Abraham Maslow understood. He was a psychologist who, rather than studying mentally ill people, examined apparently healthy, well-adjusted, college-educated folks who appeared to be happy and doing well. He determined that we all need the same things. We need the basics of food, shelter, and safety, and then a feeling of being loved and belonging to a group. We all want our lives to have a witness. With all that in place we can make a positive difference to someone else and that, he said, is happiness. Everything else, everything, is by the by.

Maslow took years to come up with his notion of a hierarchy of needs and spent more years explaining it. The young woman in Nepal taught her lesson in thirty seconds. We need to get over ourselves. We need to watch and listen. The universe is trying to teach us about the universal; those truths that transcend.

If allowed to do so, the universal can inform our thoughts about what our government should be doing and not doing.
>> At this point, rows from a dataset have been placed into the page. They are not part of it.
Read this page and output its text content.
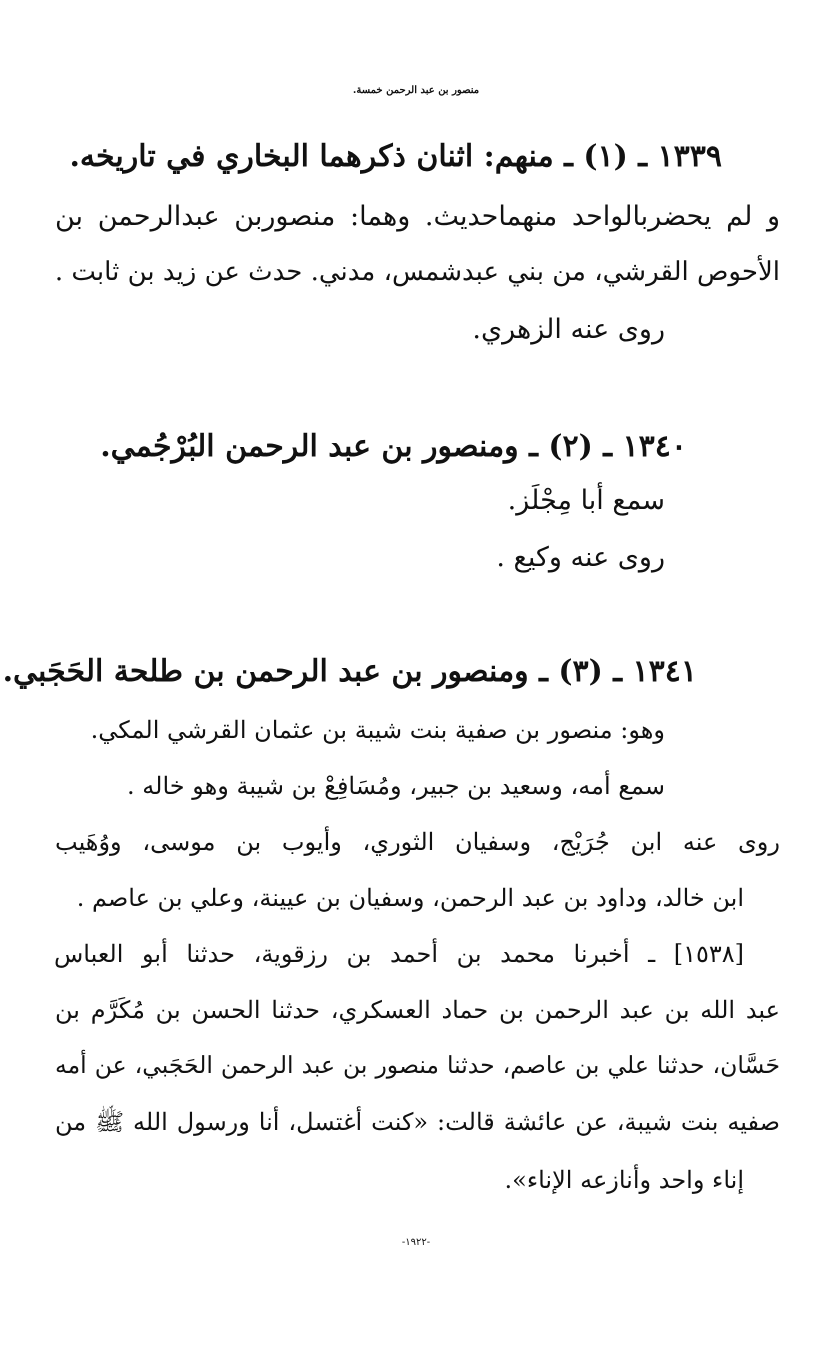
منصور بن عبد الرحمن خمسة.
١٣٣٩ ـ (١) ـ منهم: اثنان ذكرهما البخاري في تاريخه.
و لم يحضربالواحد منهماحديث. وهما: منصوربن عبدالرحمن بن
الأحوص القرشي، من بني عبدشمس، مدني. حدث عن زيد بن ثابت .
روى عنه الزهري.
١٣٤٠ ـ (٢) ـ ومنصور بن عبد الرحمن البُرْجُمي.
سمع أبا مِجْلَز.
روى عنه وكيع .
١٣٤١ ـ (٣) ـ ومنصور بن عبد الرحمن بن طلحة الحَجَبي.
وهو: منصور بن صفية بنت شيبة بن عثمان القرشي المكي.
سمع أمه، وسعيد بن جبير، ومُسَافِعْ بن شيبة وهو خاله .
روى عنه ابن جُرَيْج، وسفيان الثوري، وأيوب بن موسى، ووُهَيب
ابن خالد، وداود بن عبد الرحمن، وسفيان بن عيينة، وعلي بن عاصم .
[١٥٣٨] ـ أخبرنا محمد بن أحمد بن رزقوية، حدثنا أبو العباس
عبد الله بن عبد الرحمن بن حماد العسكري، حدثنا الحسن بن مُكَرَّم بن
حَسَّان، حدثنا علي بن عاصم، حدثنا منصور بن عبد الرحمن الحَجَبي، عن أمه
صفيه بنت شيبة، عن عائشة قالت: «كنت أغتسل، أنا ورسول الله ﷺ من
إناء واحد وأنازعه الإناء».
-١٩٢٢-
The universal can help us when cringing at a newscast showing people being bombed by terrorists or by planes seeking to stop the terrorists. It can shape our reaction to seeing climate change and corruption starve children in one part of the world and a greedy few allowing the poisoning and starving of more children in another. The universal can affect our opinion of folks approaching from outside our gates, wanting only to step upon the first rungs of Maslow’s ladder.

A year after I left Nepal, its government collapsed. Maoist rebels took control. Corrupt leaders had tried to maintain power with power; they had bought and used more guns. The Maoists had won the support of the people by living among them. Their greatest tactic in winning hearts was to dig wells and build latrines and schools in little villages like the one at which I had stopped. They understood Maslow. They understood the universal. They knew that our happiness is based not on the size of our wallets but the content of our hearts. They understood that the universal is found not in the palaces of the kings or the ones we choose to sometimes gather around ourselves to hide within, but rather, in places where Moms kiss skinned knees and make it all better.

The universal is all around us. I swear, it’s right there. If we pause for just a moment from busily making our apparently unique way in our apparently unique lives, we’ll see it. And if we really see it, we’ll be humbled, and changed.